Abstract

The paper examines the history of the creation of rural parochial schools in the Old Believer villages of Transbaikalia at the beginning of the twentieth century using the example of the villages of Khasurta and Unegetei. These villages are notable for the fact that they were formed at the beginning of the 19th century by baptized Buryats of the Khorinsky department, who converted to the Old Believers. They formed a separate clan administration - Kurbinskoe. Analysis of the materials showed that the literacy schools founded in 1903 in two villages of the society, Khasurta and Unegetei, had their own buildings in 1910 and were the only cultural and educational center of the Kurba Valley. With the assistance of missionary Orthodox priests, children of baptized non-Russians and Old Believers peasants were involved in the educational process, increasing the level of literacy among the population. The education system of parochial schools included subjects of a religious nature, but the educational component was not strictly ecclesiastical.
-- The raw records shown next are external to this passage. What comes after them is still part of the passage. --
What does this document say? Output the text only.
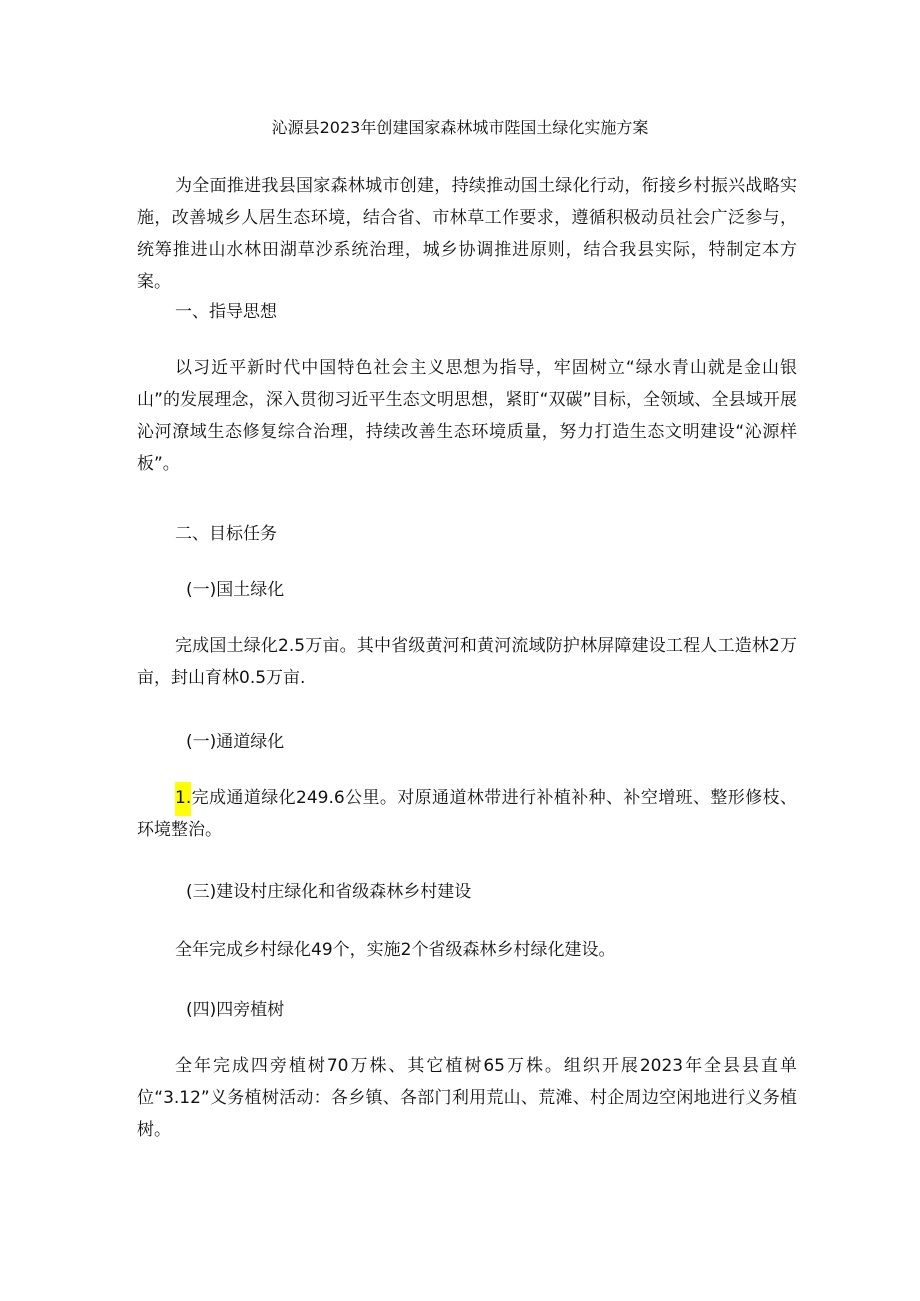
沁源县2023年创建国家森林城市陛国土绿化实施方案

为全面推进我县国家森林城市创建，持续推动国土绿化行动，衔接乡村振兴战略实施，改善城乡人居生态环境，结合省、市林草工作要求，遵循积极动员社会广泛参与，统筹推进山水林田湖草沙系统治理，城乡协调推进原则，结合我县实际，特制定本方案。

一、指导思想

以习近平新时代中国特色社会主义思想为指导，牢固树立“绿水青山就是金山银山”的发展理念，深入贯彻习近平生态文明思想，紧盯“双碳”目标，全领域、全县域开展沁河潦域生态修复综合治理，持续改善生态环境质量，努力打造生态文明建设“沁源样板”。

二、目标任务
(一)国土绿化

完成国土绿化2.5万亩。其中省级黄河和黄河流域防护林屏障建设工程人工造林2万亩，封山育林0.5万亩.

(一)通道绿化

1.完成通道绿化249.6公里。对原通道林带进行补植补种、补空增班、整形修枝、环境整治。

(三)建设村庄绿化和省级森林乡村建设

全年完成乡村绿化49个，实施2个省级森林乡村绿化建设。

(四)四旁植树

全年完成四旁植树70万株、其它植树65万株。组织开展2023年全县县直单位“3.12”义务植树活动：各乡镇、各部门利用荒山、荒滩、村企周边空闲地进行义务植树。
Children at school also received natural and humanitarian knowledge. The parochial schools created at the beginning of the twentieth century “survived” the historical stage of the transition of the old pre-revolutionary education system to the new Soviet school. The education system on which the teaching of new schools in the first years of Soviet power was based, for the most part, relied on the traditional teaching methods of the old church school. The paper pays due attention to the work of a rural teacher who, despite everyday difficulties and meager funding, taught rural children to read and write. After the revolutionary events of 1917, the teacher was in the thick of all the affairs of rural activists, helping to transform the lives of rural residents.